Latest Breaking News
Showing Original Post only (View all)OpenAI whistleblower found dead in San Francisco apartment [View all]
Source: Mercury News
A former OpenAI researcher known for whistleblowing the blockbuster artificial intelligence company facing a swell of lawsuits over its business model has died, authorities confirmed this week.
Suchir Balaji, 26, was found dead inside his Buchanan Street apartment on Nov. 26, San Francisco police and the Office of the Chief Medical Examiner said. Police had been called to the Lower Haight residence at about 1 p.m. that day, after receiving a call asking officers to check on his well-being, a police spokesperson said.
The medical examiners office has not released his cause of death, but police officials this week said there is currently, no evidence of foul play.
Information he held was expected to play a key part in lawsuits against the San Francisco-based company.
-snip-
Read more: https://www.mercurynews.com/2024/12/13/openai-whistleblower-found-dead-in-san-francisco-apartment/
He had a Twitter account but posted very little on it. Here's the text of all of his tweets, posted on October 23 and 25, after a NYT article on his whistleblowing on October 23:
@suchirbalaji
I recently participated in a NYT story about fair use and generative AI, and why I'm skeptical "fair use" would be a plausible defense for a lot of generative AI products. I also wrote a blog post (https://suchir.net/fair_use.html) about the nitty-gritty details of fair use and why I believe this.
To give some context: I was at OpenAI for nearly 4 years and worked on ChatGPT for the last 1.5 of them. I initially didn't know much about copyright, fair use, etc. but became curious after seeing all the lawsuits filed against GenAI companies. When I tried to understand the issue better, I eventually came to the conclusion that fair use seems like a pretty implausible defense for a lot of generative AI products, for the basic reason that they can create substitutes that compete with the data they're trained on. I've written up the more detailed reasons for why I believe this in my post. Obviously, I'm not a lawyer, but I still feel like it's important for even non-lawyers to understand the law -- both the letter of it, and also why it's actually there in the first place.
That being said, I don't want this to read as a critique of ChatGPT or OpenAI per se, because fair use and generative AI is a much broader issue than any one product or company. I highly encourage ML researchers to learn more about copyright -- it's a really important topic, and precedent that's often cited like Google Books isn't actually as supportive as it might seem.
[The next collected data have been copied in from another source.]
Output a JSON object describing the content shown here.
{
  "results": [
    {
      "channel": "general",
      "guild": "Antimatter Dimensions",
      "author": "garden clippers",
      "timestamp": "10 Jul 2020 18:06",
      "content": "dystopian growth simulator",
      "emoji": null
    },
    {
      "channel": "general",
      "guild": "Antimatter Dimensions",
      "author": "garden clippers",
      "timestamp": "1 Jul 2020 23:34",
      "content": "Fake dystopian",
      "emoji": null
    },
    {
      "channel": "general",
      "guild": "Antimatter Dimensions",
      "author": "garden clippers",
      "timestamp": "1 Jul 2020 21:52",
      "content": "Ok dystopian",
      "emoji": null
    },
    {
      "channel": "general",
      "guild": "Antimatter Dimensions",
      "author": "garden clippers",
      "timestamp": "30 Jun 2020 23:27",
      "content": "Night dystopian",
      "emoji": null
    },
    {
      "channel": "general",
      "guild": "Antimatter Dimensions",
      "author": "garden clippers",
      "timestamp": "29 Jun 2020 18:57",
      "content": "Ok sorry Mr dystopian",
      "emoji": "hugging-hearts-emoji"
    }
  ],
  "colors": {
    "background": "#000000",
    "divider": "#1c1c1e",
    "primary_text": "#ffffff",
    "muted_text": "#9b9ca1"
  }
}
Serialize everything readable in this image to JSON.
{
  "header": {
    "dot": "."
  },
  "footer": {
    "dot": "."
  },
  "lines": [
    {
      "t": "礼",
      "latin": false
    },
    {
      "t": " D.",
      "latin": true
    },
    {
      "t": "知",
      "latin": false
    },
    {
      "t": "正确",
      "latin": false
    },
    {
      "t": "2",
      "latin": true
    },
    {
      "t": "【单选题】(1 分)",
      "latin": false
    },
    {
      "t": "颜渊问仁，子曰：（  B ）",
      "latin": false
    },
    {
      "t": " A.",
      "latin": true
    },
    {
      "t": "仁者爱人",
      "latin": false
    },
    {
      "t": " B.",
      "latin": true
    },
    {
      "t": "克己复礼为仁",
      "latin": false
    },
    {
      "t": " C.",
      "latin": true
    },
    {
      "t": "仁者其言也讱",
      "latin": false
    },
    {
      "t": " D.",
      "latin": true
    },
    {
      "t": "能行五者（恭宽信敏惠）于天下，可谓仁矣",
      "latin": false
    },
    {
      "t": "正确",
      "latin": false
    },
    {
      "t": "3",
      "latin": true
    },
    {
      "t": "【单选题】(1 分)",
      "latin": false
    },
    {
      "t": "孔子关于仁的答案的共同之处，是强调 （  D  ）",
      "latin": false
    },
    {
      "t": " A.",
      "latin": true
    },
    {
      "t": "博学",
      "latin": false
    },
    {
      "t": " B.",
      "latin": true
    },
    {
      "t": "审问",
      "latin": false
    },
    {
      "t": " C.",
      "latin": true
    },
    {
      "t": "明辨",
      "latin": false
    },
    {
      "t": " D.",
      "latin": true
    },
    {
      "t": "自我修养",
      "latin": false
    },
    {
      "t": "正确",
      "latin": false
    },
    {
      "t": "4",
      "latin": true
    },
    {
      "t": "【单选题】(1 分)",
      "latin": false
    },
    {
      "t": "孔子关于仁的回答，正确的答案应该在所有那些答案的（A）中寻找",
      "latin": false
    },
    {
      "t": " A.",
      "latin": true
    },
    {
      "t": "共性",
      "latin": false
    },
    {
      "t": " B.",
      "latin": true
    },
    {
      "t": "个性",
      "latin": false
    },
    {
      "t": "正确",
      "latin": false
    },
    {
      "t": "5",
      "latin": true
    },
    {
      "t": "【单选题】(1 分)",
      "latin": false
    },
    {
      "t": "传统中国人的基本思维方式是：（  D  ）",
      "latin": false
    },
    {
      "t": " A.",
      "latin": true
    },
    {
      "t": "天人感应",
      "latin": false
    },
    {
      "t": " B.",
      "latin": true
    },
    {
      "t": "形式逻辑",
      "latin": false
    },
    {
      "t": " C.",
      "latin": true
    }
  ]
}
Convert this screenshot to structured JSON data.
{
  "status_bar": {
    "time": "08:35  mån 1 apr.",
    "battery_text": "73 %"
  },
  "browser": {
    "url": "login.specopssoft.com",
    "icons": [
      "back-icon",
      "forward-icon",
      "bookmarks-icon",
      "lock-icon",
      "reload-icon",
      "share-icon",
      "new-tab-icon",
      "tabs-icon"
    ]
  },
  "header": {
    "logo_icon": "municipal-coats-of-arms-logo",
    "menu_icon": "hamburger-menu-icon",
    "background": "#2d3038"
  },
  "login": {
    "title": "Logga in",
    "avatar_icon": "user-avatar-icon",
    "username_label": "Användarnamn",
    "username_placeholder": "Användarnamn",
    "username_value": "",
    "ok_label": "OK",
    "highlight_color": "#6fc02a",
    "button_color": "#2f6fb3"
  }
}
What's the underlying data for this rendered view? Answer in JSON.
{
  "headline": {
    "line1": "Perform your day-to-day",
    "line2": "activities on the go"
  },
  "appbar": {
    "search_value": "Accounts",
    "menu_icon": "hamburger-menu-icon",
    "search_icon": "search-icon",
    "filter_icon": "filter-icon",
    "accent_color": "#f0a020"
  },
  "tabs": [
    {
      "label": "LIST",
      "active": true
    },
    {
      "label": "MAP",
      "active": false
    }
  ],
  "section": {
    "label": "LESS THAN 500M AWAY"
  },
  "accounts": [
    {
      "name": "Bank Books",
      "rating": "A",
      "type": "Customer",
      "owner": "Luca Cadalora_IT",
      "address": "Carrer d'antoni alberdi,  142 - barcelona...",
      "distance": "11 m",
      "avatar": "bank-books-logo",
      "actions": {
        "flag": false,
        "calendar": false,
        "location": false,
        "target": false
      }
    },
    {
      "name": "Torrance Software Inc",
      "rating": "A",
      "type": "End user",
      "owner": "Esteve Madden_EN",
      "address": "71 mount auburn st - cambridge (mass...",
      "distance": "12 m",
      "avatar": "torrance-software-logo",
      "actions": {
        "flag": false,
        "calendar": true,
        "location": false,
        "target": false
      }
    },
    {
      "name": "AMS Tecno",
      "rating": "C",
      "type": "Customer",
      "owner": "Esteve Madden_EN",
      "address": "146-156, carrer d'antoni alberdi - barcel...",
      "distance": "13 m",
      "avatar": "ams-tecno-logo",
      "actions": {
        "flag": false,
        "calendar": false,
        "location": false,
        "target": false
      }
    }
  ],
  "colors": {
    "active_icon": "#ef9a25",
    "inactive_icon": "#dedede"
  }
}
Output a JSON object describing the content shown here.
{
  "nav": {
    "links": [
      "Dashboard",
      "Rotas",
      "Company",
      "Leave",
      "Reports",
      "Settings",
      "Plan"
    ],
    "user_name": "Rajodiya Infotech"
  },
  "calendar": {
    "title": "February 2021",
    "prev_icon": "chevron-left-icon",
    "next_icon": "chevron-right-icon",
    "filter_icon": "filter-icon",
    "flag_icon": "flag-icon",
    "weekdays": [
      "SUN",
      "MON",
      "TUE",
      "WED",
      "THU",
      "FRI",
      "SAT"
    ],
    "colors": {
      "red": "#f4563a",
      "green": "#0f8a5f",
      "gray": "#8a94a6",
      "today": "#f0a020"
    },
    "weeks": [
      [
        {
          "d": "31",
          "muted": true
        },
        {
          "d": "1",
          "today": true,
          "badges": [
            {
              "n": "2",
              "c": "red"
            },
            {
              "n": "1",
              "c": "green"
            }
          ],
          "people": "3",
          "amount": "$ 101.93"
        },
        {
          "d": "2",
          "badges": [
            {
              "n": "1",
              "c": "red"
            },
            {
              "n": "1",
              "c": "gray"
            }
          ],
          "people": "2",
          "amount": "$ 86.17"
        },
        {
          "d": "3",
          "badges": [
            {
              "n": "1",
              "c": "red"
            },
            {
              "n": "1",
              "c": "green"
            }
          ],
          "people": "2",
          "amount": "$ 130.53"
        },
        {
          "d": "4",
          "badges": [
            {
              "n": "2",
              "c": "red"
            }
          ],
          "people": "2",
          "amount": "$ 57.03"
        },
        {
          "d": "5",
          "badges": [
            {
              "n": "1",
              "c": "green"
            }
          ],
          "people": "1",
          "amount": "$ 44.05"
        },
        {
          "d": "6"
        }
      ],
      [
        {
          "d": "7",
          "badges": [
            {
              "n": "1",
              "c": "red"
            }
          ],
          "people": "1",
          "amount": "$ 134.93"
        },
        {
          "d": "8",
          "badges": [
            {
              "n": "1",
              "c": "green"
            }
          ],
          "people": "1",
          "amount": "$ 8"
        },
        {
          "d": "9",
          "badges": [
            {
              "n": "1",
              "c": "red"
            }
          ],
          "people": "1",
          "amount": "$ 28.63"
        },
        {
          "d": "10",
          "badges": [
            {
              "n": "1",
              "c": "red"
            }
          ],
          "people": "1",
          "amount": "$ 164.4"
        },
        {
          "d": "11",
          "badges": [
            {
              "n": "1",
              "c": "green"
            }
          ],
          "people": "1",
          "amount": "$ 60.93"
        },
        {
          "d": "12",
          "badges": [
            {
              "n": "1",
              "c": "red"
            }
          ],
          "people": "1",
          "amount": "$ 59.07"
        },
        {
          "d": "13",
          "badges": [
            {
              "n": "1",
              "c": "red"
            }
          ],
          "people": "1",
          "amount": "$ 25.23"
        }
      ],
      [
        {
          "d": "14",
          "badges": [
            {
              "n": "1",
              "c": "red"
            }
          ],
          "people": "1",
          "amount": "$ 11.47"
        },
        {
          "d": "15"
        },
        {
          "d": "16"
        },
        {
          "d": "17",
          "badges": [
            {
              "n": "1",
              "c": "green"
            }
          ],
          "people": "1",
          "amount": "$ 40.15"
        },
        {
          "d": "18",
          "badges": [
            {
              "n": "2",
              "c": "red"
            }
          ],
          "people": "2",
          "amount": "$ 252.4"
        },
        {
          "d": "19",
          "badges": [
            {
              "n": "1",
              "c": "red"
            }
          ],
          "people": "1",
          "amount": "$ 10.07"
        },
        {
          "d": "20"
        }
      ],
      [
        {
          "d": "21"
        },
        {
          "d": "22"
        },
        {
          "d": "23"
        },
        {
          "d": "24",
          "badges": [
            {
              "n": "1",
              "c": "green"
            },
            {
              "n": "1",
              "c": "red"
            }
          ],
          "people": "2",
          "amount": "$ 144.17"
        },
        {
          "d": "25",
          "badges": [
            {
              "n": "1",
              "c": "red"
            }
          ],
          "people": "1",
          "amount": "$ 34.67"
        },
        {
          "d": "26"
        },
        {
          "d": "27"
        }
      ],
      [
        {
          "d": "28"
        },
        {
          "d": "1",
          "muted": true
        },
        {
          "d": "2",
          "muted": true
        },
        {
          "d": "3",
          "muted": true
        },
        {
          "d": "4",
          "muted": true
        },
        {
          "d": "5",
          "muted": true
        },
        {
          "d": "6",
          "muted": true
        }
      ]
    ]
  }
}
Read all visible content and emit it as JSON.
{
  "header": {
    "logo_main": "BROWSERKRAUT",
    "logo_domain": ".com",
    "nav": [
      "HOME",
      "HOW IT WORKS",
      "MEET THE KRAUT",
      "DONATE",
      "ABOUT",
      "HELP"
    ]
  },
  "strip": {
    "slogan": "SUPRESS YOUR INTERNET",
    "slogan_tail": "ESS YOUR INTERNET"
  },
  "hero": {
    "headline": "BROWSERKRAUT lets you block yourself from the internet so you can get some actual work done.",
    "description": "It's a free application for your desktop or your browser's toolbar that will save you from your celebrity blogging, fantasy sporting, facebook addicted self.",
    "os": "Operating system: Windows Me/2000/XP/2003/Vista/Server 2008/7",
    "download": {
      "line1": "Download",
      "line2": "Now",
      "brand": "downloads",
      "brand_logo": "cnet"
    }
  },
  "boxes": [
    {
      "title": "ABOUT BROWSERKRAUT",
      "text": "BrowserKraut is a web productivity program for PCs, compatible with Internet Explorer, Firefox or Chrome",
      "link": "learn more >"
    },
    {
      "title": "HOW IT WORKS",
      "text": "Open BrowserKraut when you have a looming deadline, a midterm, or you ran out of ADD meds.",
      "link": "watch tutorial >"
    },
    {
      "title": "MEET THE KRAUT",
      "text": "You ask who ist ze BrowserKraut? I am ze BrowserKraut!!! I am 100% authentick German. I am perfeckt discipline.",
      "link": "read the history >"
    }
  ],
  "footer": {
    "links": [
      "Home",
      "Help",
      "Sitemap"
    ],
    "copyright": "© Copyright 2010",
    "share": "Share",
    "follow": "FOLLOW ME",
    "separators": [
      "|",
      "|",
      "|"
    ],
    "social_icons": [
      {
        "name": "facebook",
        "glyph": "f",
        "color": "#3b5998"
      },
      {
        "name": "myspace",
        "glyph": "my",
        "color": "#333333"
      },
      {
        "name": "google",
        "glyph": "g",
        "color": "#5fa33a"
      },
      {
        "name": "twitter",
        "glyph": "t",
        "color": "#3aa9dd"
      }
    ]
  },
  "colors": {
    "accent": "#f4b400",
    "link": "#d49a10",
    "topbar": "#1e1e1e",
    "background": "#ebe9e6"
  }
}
Feel free to get in touch if you'd like to chat about fair use, ML, or copyright -- I think it's a very interesting intersection. My email's on my personal website.
3:54 PM · Oct 23, 2024
Here is the article:
https://www.nytimes.com/2024/10/23/technology/openai-copyright-law.html
3:54 PM · Oct 23, 2024
(and thanks @ednewtonrex for advice while writing this!)
3:54 PM · Oct 23, 2024
Also, since I see some incorrect speculation:
The NYT didn't reach out to me for this article; I reached out to them because I thought I had an interesting perspective, as someone who's been working on these systems since before the current generative AI bubble. None of this is related to their lawsuit with OpenAI - I just think they're a good newspaper.
6:41 PM · Oct 23, 2024
He added this in response to someone's reply (since deleted) on October 25:
@suchirbalaji
It's nuanced. Generally speaking, it actually is fair use to train models on copyrighted data for research purposes. The problems happen when the models are commercially deployed in a way that competes with their data sources.
When I worked on training datasets for GPT-4 in early 2022, OpenAI's API business did not really compete with its data sources. This changed with the deployment of ChatGPT in late 2022, which I came to believe should not be considered fair use.
4:51 PM · Oct 25, 2024
(research is explicitly highlighted as an example of "fair use" in section 107: https://law.cornell.edu/uscode/text/17/107. The importance of the commerciality of the use is also seen in the first factor)
4:55 PM · Oct 25, 2024
Testimony he could have given would have been a serious threat to OpenAI and likely to other AI companies - and to the billionaires funding them and hoping to profit from them, and from the theft of the world's intellectual property. Which is NEVER fair use when done to compete with those creators and make a profit.
Editing to add that I've seen no explanation for news of his death coming this late, 17 days after he was found dead, when he had been in the news because of the whistleblowing.